Our findings have implications for clinical practice. Older adults with G4 CKD are progressively less likely to develop kidney failure with every passing year, especially if they have higher levels of eGFR and cardiovascular disease. They are also less likely to start renal replacement, if they develop kidney failure. Considering that mortality increases in parallel with age, this information is important for disease management and advanced care planning. Our study has also implications for research, including the development of risk calculators and decision aids. The performance of risk calculators may be improved by considering a more accurate relationship between age and kidney failure, and the effect modification of baseline eGFR and comorbidity.
Our study has other strengths, including the use of population-based data from Alberta, a province in Canada served by a universal health care system; a relatively large sample size with adequate follow-up; the use of validated algorithms to verify the presence or absence of comorbidity; and the use of statistical methods recommended for competing risks. Our study also has limitations. First, administrative data do not contain information on the severity of each comorbid condition, which may introduce bias. Second, our study population consisted of data collected from people who accessed medical services. Only prospective studies can provide reliable estimates of the population burden of severe nondialysis-dependent CKD. Third, data are from a single province with a universal healthcare system and may not apply to other world regions. Fourth, we included people with G4 CKD who had complete data on albuminuria. Generalizations of our findings should consider the higher prevalence of diabetes of our study population, likely related to our eligibility criteria. Studies are needed to investigate the relationship between age and kidney failure in people with less severe CKD, who are younger and have lower competing risk of death. Fifth, although censoring for lack of eGFR records did not affect the relationship between age and hazards, increasing probabilities of lack of eGFR records with advancing age need to be accounted for in prognostic studies of severe nondialysis-dependent CKD. Finally, the observational nature of the study allows inference about association and not causation. While our findings will require validation in other settings, we do not believe that these limitations had a substantial impact on the validity of our conclusions.
In summary, in people with G4 CKD, we found an inverse relationship between age and kidney failure, which became stronger with advancing age. Older adults with G4 CKD are progressively less likely to develop kidney failure with every passing year and more likely to die. These findings could be used to improve prognostic tools and assist people with severe, nondialysis-dependent CKD to make treatment decisions aligned with their views and preferences.
Supplemental Material
Supplemental material, CJK_figures for Investigating the Relationship Between Age and Kidney Failure in Adults With Category 4 Chronic Kidney Disease by Huda Al-Wahsh, Ngan N. Lam, Ping Liu, Robert R. Quinn, Marta Fiocco, Brenda Hemmelgarn, Navdeep Tangri, Marcello Tonelli and Pietro Ravani in Canadian Journal of Kidney Health and Disease
Acknowledgments
Mohammed Mahsin, PhD (Statistics), University of Calgary, provided analysis and graphics support.
Footnotes
Ethics Approval and Consent to Participate: This study was approved by the Conjoint Health Research Ethics Board of the University of Calgary, with a waiver of patient consent.
Consent for Publication: All co-authors reviewed this final manuscript and consent to its publication.

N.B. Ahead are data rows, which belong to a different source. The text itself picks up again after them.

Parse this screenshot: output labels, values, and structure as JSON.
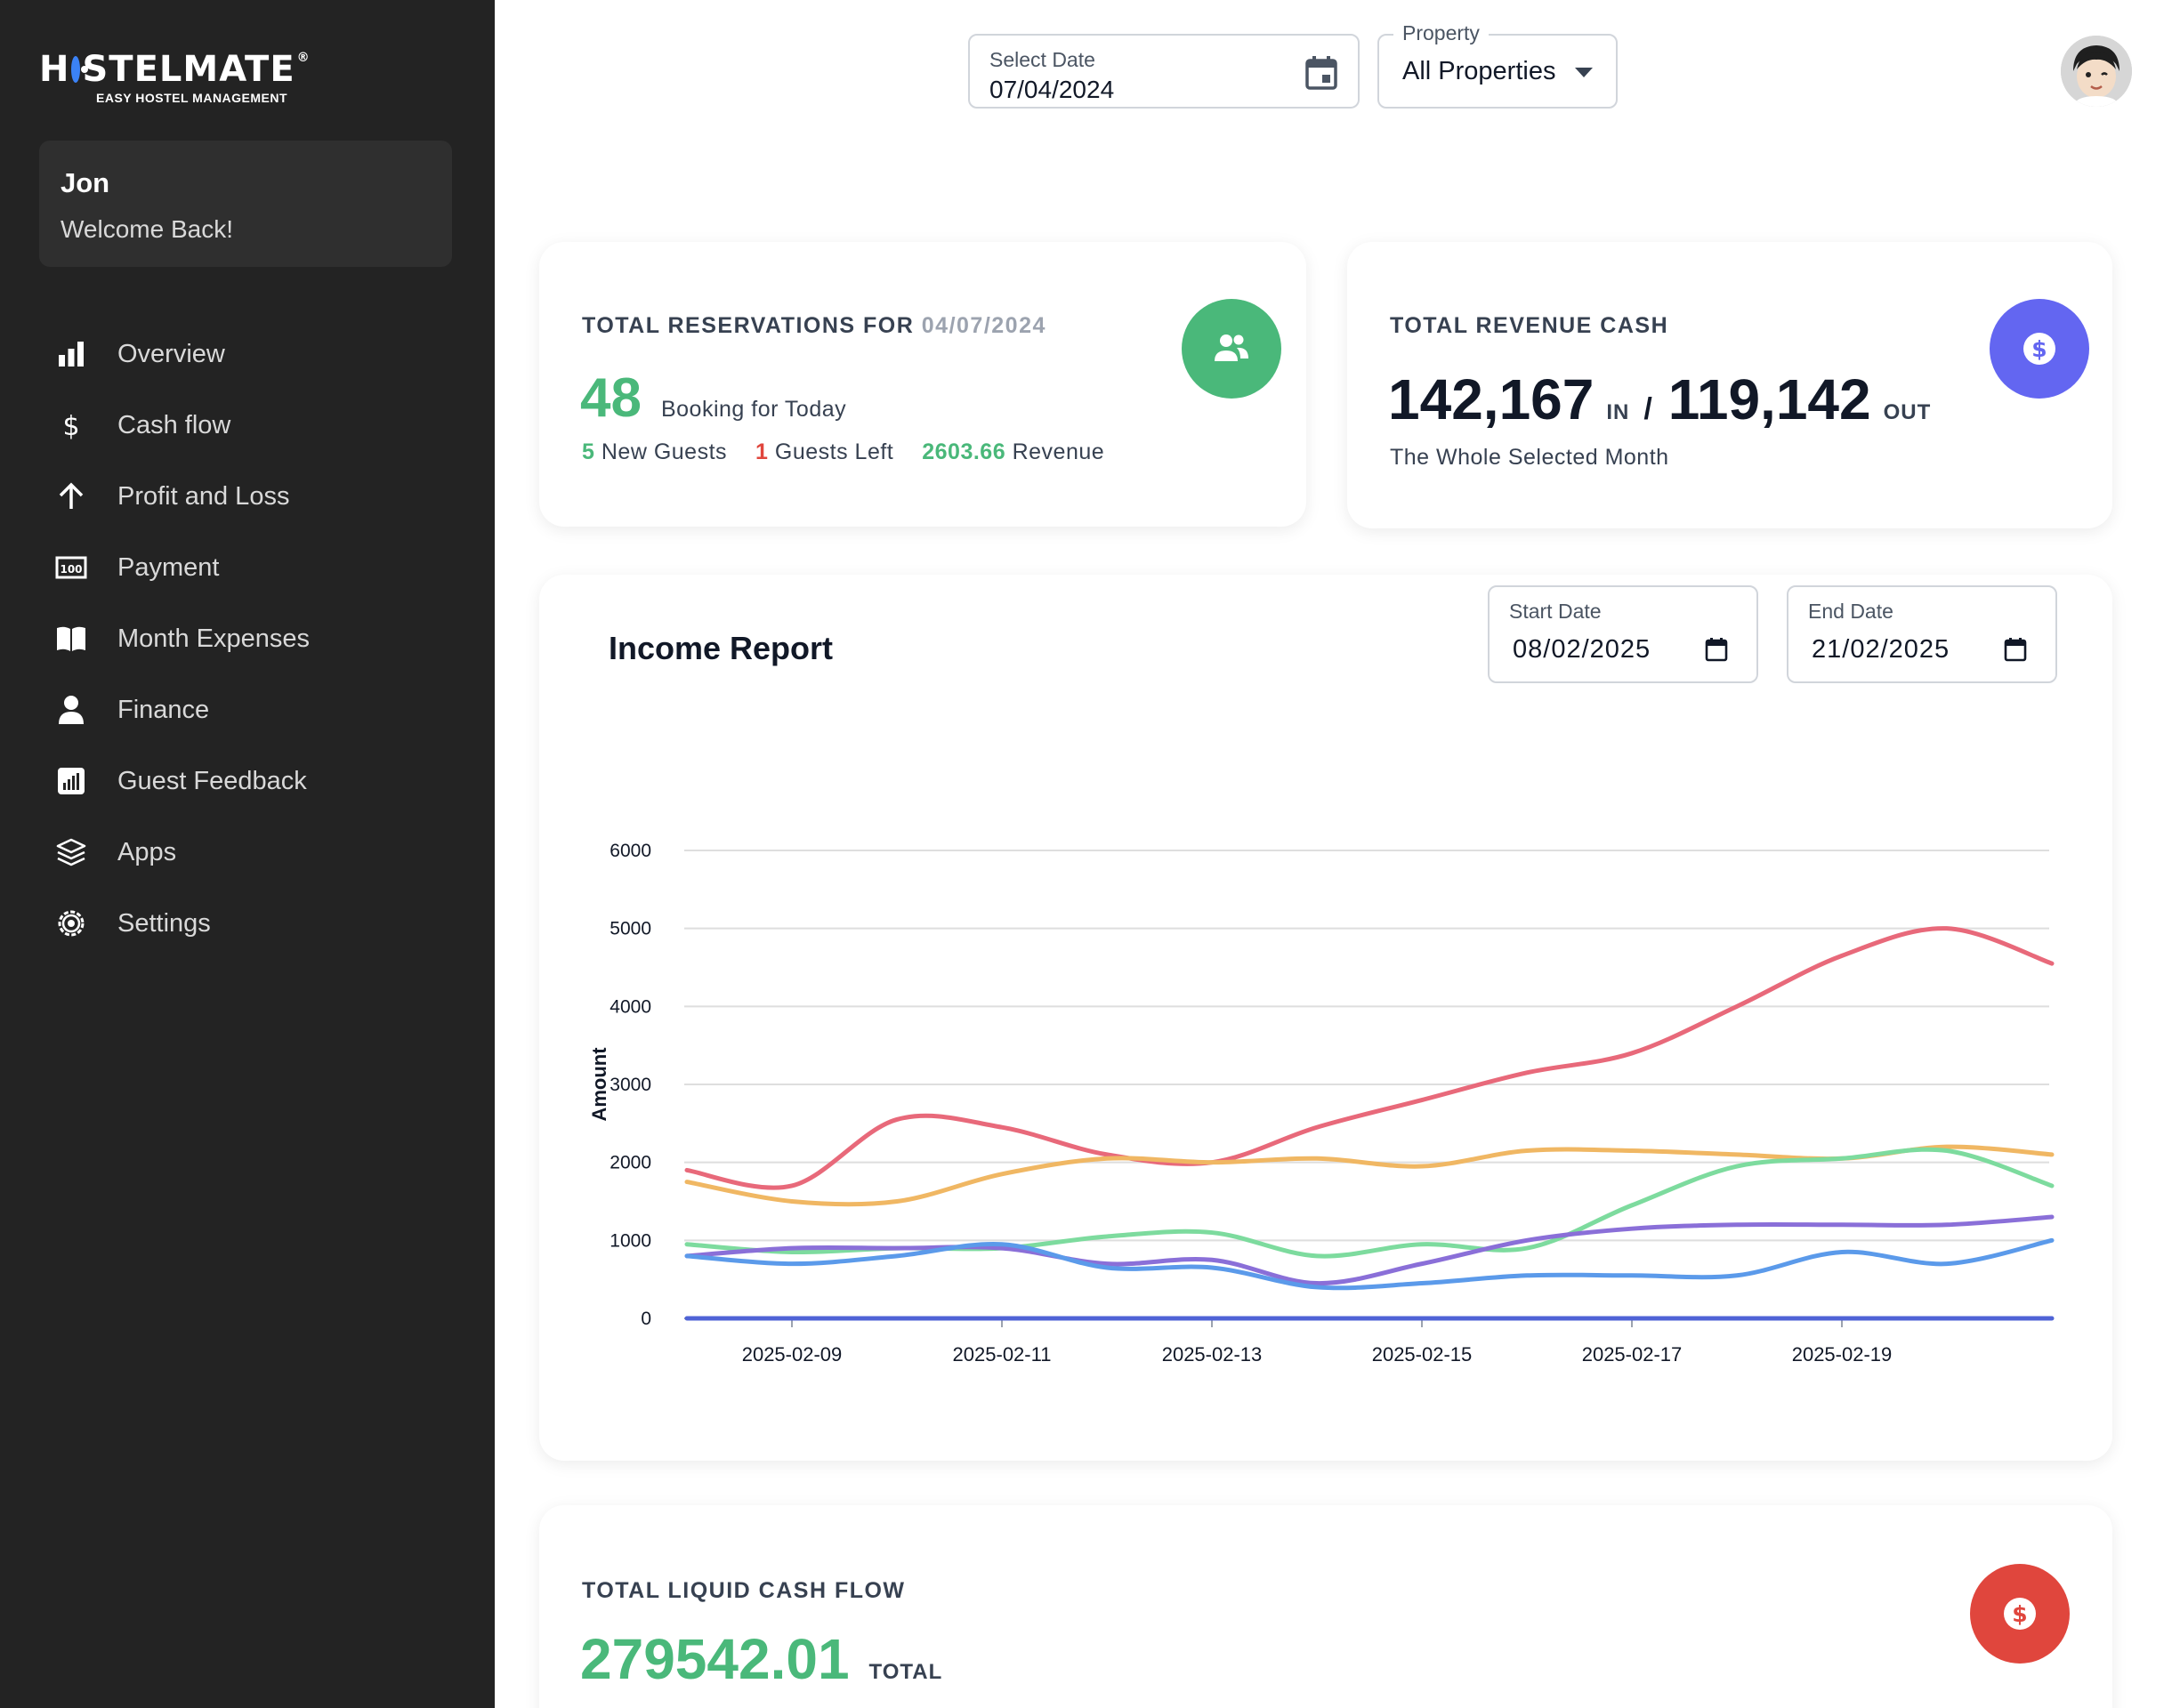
{
  "brand": {
    "name_left": "H",
    "name_right": "STELMATE",
    "registered": "®",
    "tagline": "EASY HOSTEL MANAGEMENT"
  },
  "user": {
    "name": "Jon",
    "greeting": "Welcome Back!"
  },
  "nav": {
    "items": [
      {
        "label": "Overview",
        "icon": "bar-chart-icon"
      },
      {
        "label": "Cash flow",
        "icon": "dollar-icon"
      },
      {
        "label": "Profit and Loss",
        "icon": "arrow-up-icon"
      },
      {
        "label": "Payment",
        "icon": "banknote-icon"
      },
      {
        "label": "Month Expenses",
        "icon": "book-icon"
      },
      {
        "label": "Finance",
        "icon": "person-icon"
      },
      {
        "label": "Guest Feedback",
        "icon": "feedback-chart-icon"
      },
      {
        "label": "Apps",
        "icon": "layers-icon"
      },
      {
        "label": "Settings",
        "icon": "gear-icon"
      }
    ]
  },
  "topbar": {
    "select_date_label": "Select Date",
    "select_date_value": "07/04/2024",
    "property_label": "Property",
    "property_value": "All Properties"
  },
  "reservations": {
    "title": "TOTAL RESERVATIONS FOR",
    "title_date": "04/07/2024",
    "count": "48",
    "count_label": "Booking for Today",
    "new_guests_count": "5",
    "new_guests_label": "New Guests",
    "guests_left_count": "1",
    "guests_left_label": "Guests Left",
    "revenue_value": "2603.66",
    "revenue_label": "Revenue",
    "icon_color": "#4ab87a"
  },
  "revenue": {
    "title": "TOTAL REVENUE CASH",
    "in_value": "142,167",
    "in_label": "IN",
    "separator": "/",
    "out_value": "119,142",
    "out_label": "OUT",
    "subtitle": "The Whole Selected Month",
    "icon_color": "#6366f1"
  },
  "income_report": {
    "title": "Income Report",
    "start_date_label": "Start Date",
    "start_date_value": "08/02/2025",
    "end_date_label": "End Date",
    "end_date_value": "21/02/2025"
  },
  "liquid": {
    "title": "TOTAL LIQUID CASH FLOW",
    "value": "279542.01",
    "unit": "TOTAL",
    "icon_color": "#e0463d"
  },
  "chart_data": {
    "type": "line",
    "ylabel": "Amount",
    "xlabel": "",
    "ylim": [
      0,
      6000
    ],
    "yticks": [
      "0",
      "1000",
      "2000",
      "3000",
      "4000",
      "5000",
      "6000"
    ],
    "x": [
      "2025-02-08",
      "2025-02-09",
      "2025-02-10",
      "2025-02-11",
      "2025-02-12",
      "2025-02-13",
      "2025-02-14",
      "2025-02-15",
      "2025-02-16",
      "2025-02-17",
      "2025-02-18",
      "2025-02-19",
      "2025-02-20",
      "2025-02-21"
    ],
    "xtick_labels": [
      "2025-02-09",
      "2025-02-11",
      "2025-02-13",
      "2025-02-15",
      "2025-02-17",
      "2025-02-19"
    ],
    "grid": true,
    "series": [
      {
        "color": "#e8697a",
        "values": [
          1900,
          1700,
          2550,
          2450,
          2100,
          2000,
          2450,
          2800,
          3150,
          3400,
          4000,
          4650,
          5000,
          4550
        ]
      },
      {
        "color": "#f0b763",
        "values": [
          1750,
          1500,
          1500,
          1850,
          2050,
          2000,
          2050,
          1950,
          2150,
          2150,
          2100,
          2050,
          2200,
          2100
        ]
      },
      {
        "color": "#7ddb9e",
        "values": [
          950,
          850,
          900,
          900,
          1050,
          1100,
          800,
          950,
          900,
          1450,
          1950,
          2050,
          2150,
          1700
        ]
      },
      {
        "color": "#8a6fd8",
        "values": [
          800,
          900,
          900,
          900,
          700,
          750,
          450,
          700,
          1000,
          1150,
          1200,
          1200,
          1200,
          1300
        ]
      },
      {
        "color": "#5b9aea",
        "values": [
          800,
          700,
          800,
          950,
          650,
          650,
          400,
          450,
          550,
          550,
          550,
          850,
          700,
          1000
        ]
      },
      {
        "color": "#4f63d6",
        "values": [
          0,
          0,
          0,
          0,
          0,
          0,
          0,
          0,
          0,
          0,
          0,
          0,
          0,
          0
        ]
      }
    ]
  }
}
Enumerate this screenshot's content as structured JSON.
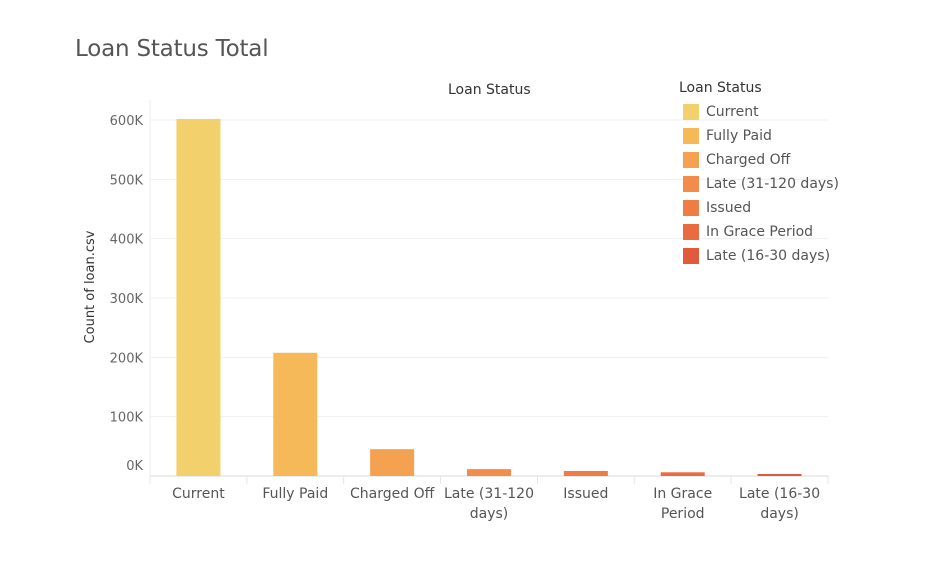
{
  "chart_data": {
    "type": "bar",
    "title": "Loan Status Total",
    "column_header": "Loan Status",
    "ylabel": "Count of loan.csv",
    "categories": [
      "Current",
      "Fully Paid",
      "Charged Off",
      "Late (31-120 days)",
      "Issued",
      "In Grace Period",
      "Late (16-30 days)"
    ],
    "category_label_lines": [
      [
        "Current"
      ],
      [
        "Fully Paid"
      ],
      [
        "Charged Off"
      ],
      [
        "Late (31-120",
        "days)"
      ],
      [
        "Issued"
      ],
      [
        "In Grace",
        "Period"
      ],
      [
        "Late (16-30",
        "days)"
      ]
    ],
    "values": [
      601779,
      207723,
      45248,
      11591,
      8460,
      6253,
      2357
    ],
    "colors": [
      "#f2d06b",
      "#f5b95a",
      "#f4a24f",
      "#f28c4a",
      "#ef7b45",
      "#e96b40",
      "#e05a3b"
    ],
    "yticks": [
      0,
      100000,
      200000,
      300000,
      400000,
      500000,
      600000
    ],
    "ytick_labels": [
      "0K",
      "100K",
      "200K",
      "300K",
      "400K",
      "500K",
      "600K"
    ],
    "ylim": [
      0,
      600000
    ],
    "grid": true,
    "legend": {
      "title": "Loan Status",
      "position": "top-right",
      "items": [
        "Current",
        "Fully Paid",
        "Charged Off",
        "Late (31-120 days)",
        "Issued",
        "In Grace Period",
        "Late (16-30 days)"
      ]
    }
  }
}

Availability of Data and Materials: We are not able to make our data set available to other researchers due to our contractual arrangements with the provincial health ministry (Alberta Health), who is the data custodian. Researchers may make requests to obtain a similar data set at https://sporresources.researchalberta.ca.
Author Contributions: H.A.-W. and P.R. had full access to all the data in the study, took responsibility for the integrity of the data and the accuracy of the data analyses, contributed to concept and design, and were involved in drafting the manuscript. All authors were involved in acquisition, analysis, or interpretation of data and critical revision of the manuscript for important intellectual content. P.R. obtained funding and provided administrative, technical, or material support and supervision.
Declaration of Conflicting Interests: The author(s) declared the following potential conflicts of interest with respect to the research, authorship, and/or publication of this article: This study is based in part by data provided by Alberta Health and Alberta Health Services. The interpretation and conclusions contained herein are those of the researchers and do not represent the views of the Government of Alberta or Alberta Health Services. Neither the Government of Alberta, Alberta Health, nor Alberta Health Services express any opinion in relation to this study.
Funding: The author(s) disclosed receipt of the following financial support for the research, authorship, and/or publication of this article: H.A. was supported by a Cumming School of Medicine of the University of Calgary grant. P.R., R.R.Q., N.N.L., M.T., N.T., and B.H. were supported by operating grants or Foundation awards from the Canadian Institutes for Health Research, by Alberta Innovates-Health Solutions, and by Canada Foundation for Innovation. The funding organizations had no role in the design and conduct of the study; in the collection, analysis, and interpretation of the data; or in the preparation, review, or approval of the manuscript.
ORCID iDs: Huda Al-Wahsh 
https://orcid.org/0000-0002-8576-686X
Ngan N. Lam
https://orcid.org/0000-0002-0129-7091
Pietro Ravani
https://orcid.org/0000-0001-6973-8570
Supplemental Material: Supplemental material for this article is available online.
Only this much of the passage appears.